Sur le plan du développement économique et touristique, le gouvernement a autorisé le 8 mars 2017 la mise en œuvre du projet « Réinventer la Cité lacustre de Ganvié », l'un des principaux segments de la promotion touristique du pays figurant parmi les projets phares du Programme d'Action du Gouvernement. Ce projet vise essentiellement à faire de Ganvié, à travers la réhabilitation de son habitat, de son cadre de vie et de la protection environnementale, un site pilote de mise en valeur d'un tourisme lacustre respectueux de l'écologie et de l'authenticité. Il s'agit de réinventer Ganvié sur ses bases historiques, culturelles et sociales fortes, originales et durables, et de l'inscrire dans un processus de réhabilitation et de valorisation sur la liste du Patrimoine Mondial de l'UNESCO. À terme, le projet impactera économiquement les populations locales et induira de nouveaux modes de comportements en leur sein.

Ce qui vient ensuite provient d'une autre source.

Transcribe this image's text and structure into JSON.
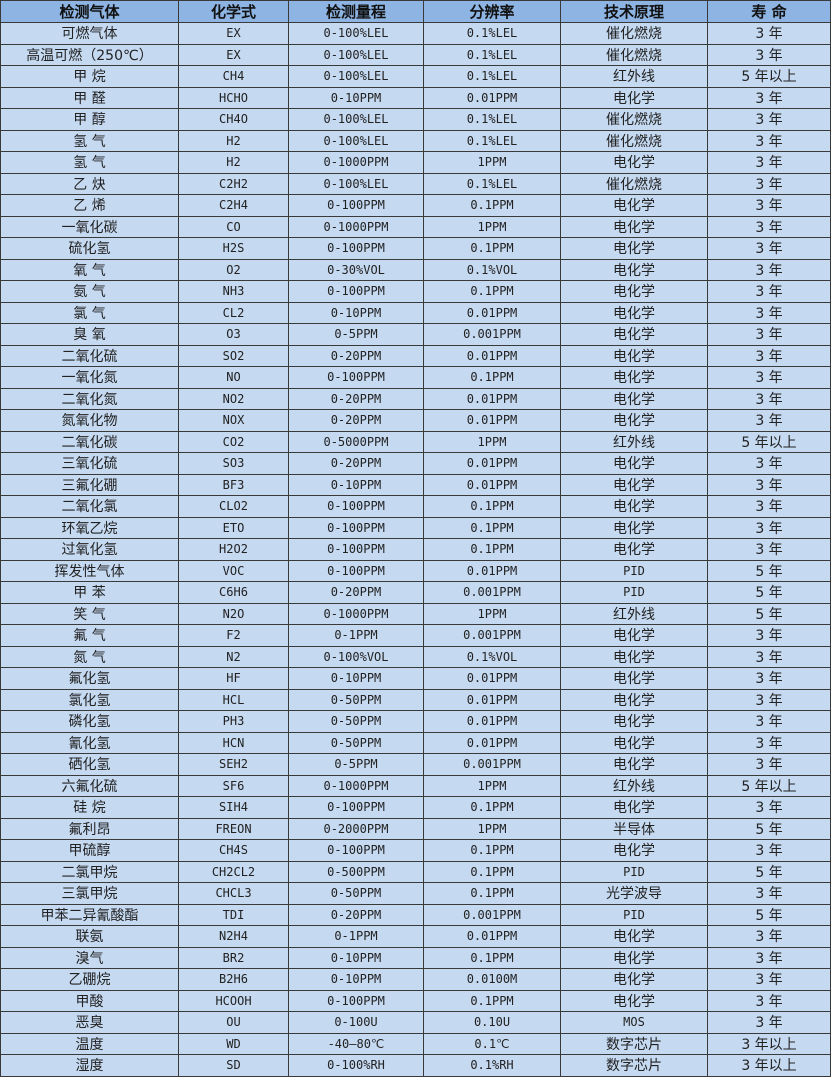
{
  "colors": {
    "header_bg": "#8db4e2",
    "row_bg": "#c5d9f1",
    "border": "#3a3a3a"
  },
  "table": {
    "headers": [
      "检测气体",
      "化学式",
      "检测量程",
      "分辨率",
      "技术原理",
      "寿 命"
    ],
    "rows": [
      [
        "可燃气体",
        "EX",
        "0-100%LEL",
        "0.1%LEL",
        "催化燃烧",
        "3 年"
      ],
      [
        "高温可燃（250℃）",
        "EX",
        "0-100%LEL",
        "0.1%LEL",
        "催化燃烧",
        "3 年"
      ],
      [
        "甲 烷",
        "CH4",
        "0-100%LEL",
        "0.1%LEL",
        "红外线",
        "5 年以上"
      ],
      [
        "甲 醛",
        "HCHO",
        "0-10PPM",
        "0.01PPM",
        "电化学",
        "3 年"
      ],
      [
        "甲 醇",
        "CH4O",
        "0-100%LEL",
        "0.1%LEL",
        "催化燃烧",
        "3 年"
      ],
      [
        "氢 气",
        "H2",
        "0-100%LEL",
        "0.1%LEL",
        "催化燃烧",
        "3 年"
      ],
      [
        "氢 气",
        "H2",
        "0-1000PPM",
        "1PPM",
        "电化学",
        "3 年"
      ],
      [
        "乙 炔",
        "C2H2",
        "0-100%LEL",
        "0.1%LEL",
        "催化燃烧",
        "3 年"
      ],
      [
        "乙 烯",
        "C2H4",
        "0-100PPM",
        "0.1PPM",
        "电化学",
        "3 年"
      ],
      [
        "一氧化碳",
        "CO",
        "0-1000PPM",
        "1PPM",
        "电化学",
        "3 年"
      ],
      [
        "硫化氢",
        "H2S",
        "0-100PPM",
        "0.1PPM",
        "电化学",
        "3 年"
      ],
      [
        "氧 气",
        "O2",
        "0-30%VOL",
        "0.1%VOL",
        "电化学",
        "3 年"
      ],
      [
        "氨 气",
        "NH3",
        "0-100PPM",
        "0.1PPM",
        "电化学",
        "3 年"
      ],
      [
        "氯 气",
        "CL2",
        "0-10PPM",
        "0.01PPM",
        "电化学",
        "3 年"
      ],
      [
        "臭 氧",
        "O3",
        "0-5PPM",
        "0.001PPM",
        "电化学",
        "3 年"
      ],
      [
        "二氧化硫",
        "SO2",
        "0-20PPM",
        "0.01PPM",
        "电化学",
        "3 年"
      ],
      [
        "一氧化氮",
        "NO",
        "0-100PPM",
        "0.1PPM",
        "电化学",
        "3 年"
      ],
      [
        "二氧化氮",
        "NO2",
        "0-20PPM",
        "0.01PPM",
        "电化学",
        "3 年"
      ],
      [
        "氮氧化物",
        "NOX",
        "0-20PPM",
        "0.01PPM",
        "电化学",
        "3 年"
      ],
      [
        "二氧化碳",
        "CO2",
        "0-5000PPM",
        "1PPM",
        "红外线",
        "5 年以上"
      ],
      [
        "三氧化硫",
        "SO3",
        "0-20PPM",
        "0.01PPM",
        "电化学",
        "3 年"
      ],
      [
        "三氟化硼",
        "BF3",
        "0-10PPM",
        "0.01PPM",
        "电化学",
        "3 年"
      ],
      [
        "二氧化氯",
        "CLO2",
        "0-100PPM",
        "0.1PPM",
        "电化学",
        "3 年"
      ],
      [
        "环氧乙烷",
        "ETO",
        "0-100PPM",
        "0.1PPM",
        "电化学",
        "3 年"
      ],
      [
        "过氧化氢",
        "H2O2",
        "0-100PPM",
        "0.1PPM",
        "电化学",
        "3 年"
      ],
      [
        "挥发性气体",
        "VOC",
        "0-100PPM",
        "0.01PPM",
        "PID",
        "5 年"
      ],
      [
        "甲 苯",
        "C6H6",
        "0-20PPM",
        "0.001PPM",
        "PID",
        "5 年"
      ],
      [
        "笑 气",
        "N2O",
        "0-1000PPM",
        "1PPM",
        "红外线",
        "5 年"
      ],
      [
        "氟 气",
        "F2",
        "0-1PPM",
        "0.001PPM",
        "电化学",
        "3 年"
      ],
      [
        "氮 气",
        "N2",
        "0-100%VOL",
        "0.1%VOL",
        "电化学",
        "3 年"
      ],
      [
        "氟化氢",
        "HF",
        "0-10PPM",
        "0.01PPM",
        "电化学",
        "3 年"
      ],
      [
        "氯化氢",
        "HCL",
        "0-50PPM",
        "0.01PPM",
        "电化学",
        "3 年"
      ],
      [
        "磷化氢",
        "PH3",
        "0-50PPM",
        "0.01PPM",
        "电化学",
        "3 年"
      ],
      [
        "氰化氢",
        "HCN",
        "0-50PPM",
        "0.01PPM",
        "电化学",
        "3 年"
      ],
      [
        "硒化氢",
        "SEH2",
        "0-5PPM",
        "0.001PPM",
        "电化学",
        "3 年"
      ],
      [
        "六氟化硫",
        "SF6",
        "0-1000PPM",
        "1PPM",
        "红外线",
        "5 年以上"
      ],
      [
        "硅 烷",
        "SIH4",
        "0-100PPM",
        "0.1PPM",
        "电化学",
        "3 年"
      ],
      [
        "氟利昂",
        "FREON",
        "0-2000PPM",
        "1PPM",
        "半导体",
        "5 年"
      ],
      [
        "甲硫醇",
        "CH4S",
        "0-100PPM",
        "0.1PPM",
        "电化学",
        "3 年"
      ],
      [
        "二氯甲烷",
        "CH2CL2",
        "0-500PPM",
        "0.1PPM",
        "PID",
        "5 年"
      ],
      [
        "三氯甲烷",
        "CHCL3",
        "0-50PPM",
        "0.1PPM",
        "光学波导",
        "3 年"
      ],
      [
        "甲苯二异氰酸酯",
        "TDI",
        "0-20PPM",
        "0.001PPM",
        "PID",
        "5 年"
      ],
      [
        "联氨",
        "N2H4",
        "0-1PPM",
        "0.01PPM",
        "电化学",
        "3 年"
      ],
      [
        "溴气",
        "BR2",
        "0-10PPM",
        "0.1PPM",
        "电化学",
        "3 年"
      ],
      [
        "乙硼烷",
        "B2H6",
        "0-10PPM",
        "0.0100M",
        "电化学",
        "3 年"
      ],
      [
        "甲酸",
        "HCOOH",
        "0-100PPM",
        "0.1PPM",
        "电化学",
        "3 年"
      ],
      [
        "恶臭",
        "OU",
        "0-100U",
        "0.10U",
        "MOS",
        "3 年"
      ],
      [
        "温度",
        "WD",
        "-40—80℃",
        "0.1℃",
        "数字芯片",
        "3 年以上"
      ],
      [
        "湿度",
        "SD",
        "0-100%RH",
        "0.1%RH",
        "数字芯片",
        "3 年以上"
      ]
    ]
  }
}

Le secteur de l'artisanat a également bénéficié d'une attention particulière avec l'adoption, le 15 mars 2017, d'un décret portant approbation de la nomenclature des métiers de l'artisanat au Bénin. Cette nomenclature, validée lors d'un atelier national réunissant tous les acteurs concernés les 4 et 5 décembre 2014, comprend huit branches d'activités déclinées en quarante corps de métiers et trois cent onze métiers, conformément au Règlement n°01/2014/CM/UEMOA portant Code de l'Artisanat de l'Union adopté le 27 mars 2014 à Yamoussoukro. Le 26 juillet 2017, le Conseil a créé le Fonds de Développement de l'Artisanat (FDA) en remplacement du Fonds National de Promotion de l'Artisanat, avec pour mission de relever le niveau d'organisation et de compétitivité des entreprises artisanales béninoises par la mise en place de mécanismes de mobilisation de ressources destinées à assurer la transformation qualitative de l'environnement économique des artisans.
Dans le secteur industriel, le gouvernement a adopté le 15 mars 2017 un décret portant agrément au régime « C » du Code des investissements de la Société ALPHA BENIN SA, pour l'installation d'une usine de production de pâtes alimentaires dans la zone industrielle de la commune de Sèmè-Podji. Cet agrément permet à cette société, initialement bénéficiaire du régime de la zone franche industrielle, d'accéder plus aisément au marché de la CEDEAO, conformément à son projet initial. Ces initiatives démontrent la volonté du gouvernement de créer un environnement favorable à l'investissement privé et au développement industriel du pays.
L'ensemble de ces réformes et initiatives illustre la détermination du gouvernement béninois à construire un système de santé performant, à valoriser le patrimoine culturel et touristique national, et à dynamiser les secteurs productifs. De la lutte contre les faux médicaments à la création de l'Agence anti-malaria, en passant par la réhabilitation de Ganvié et le soutien à l'artisanat, ces mesures concrètes traduisent une vision globale de développement durable et inclusif. Le Bénin se positionne ainsi résolument sur la voie de la modernisation et de l'amélioration continue des conditions de vie de ses populations.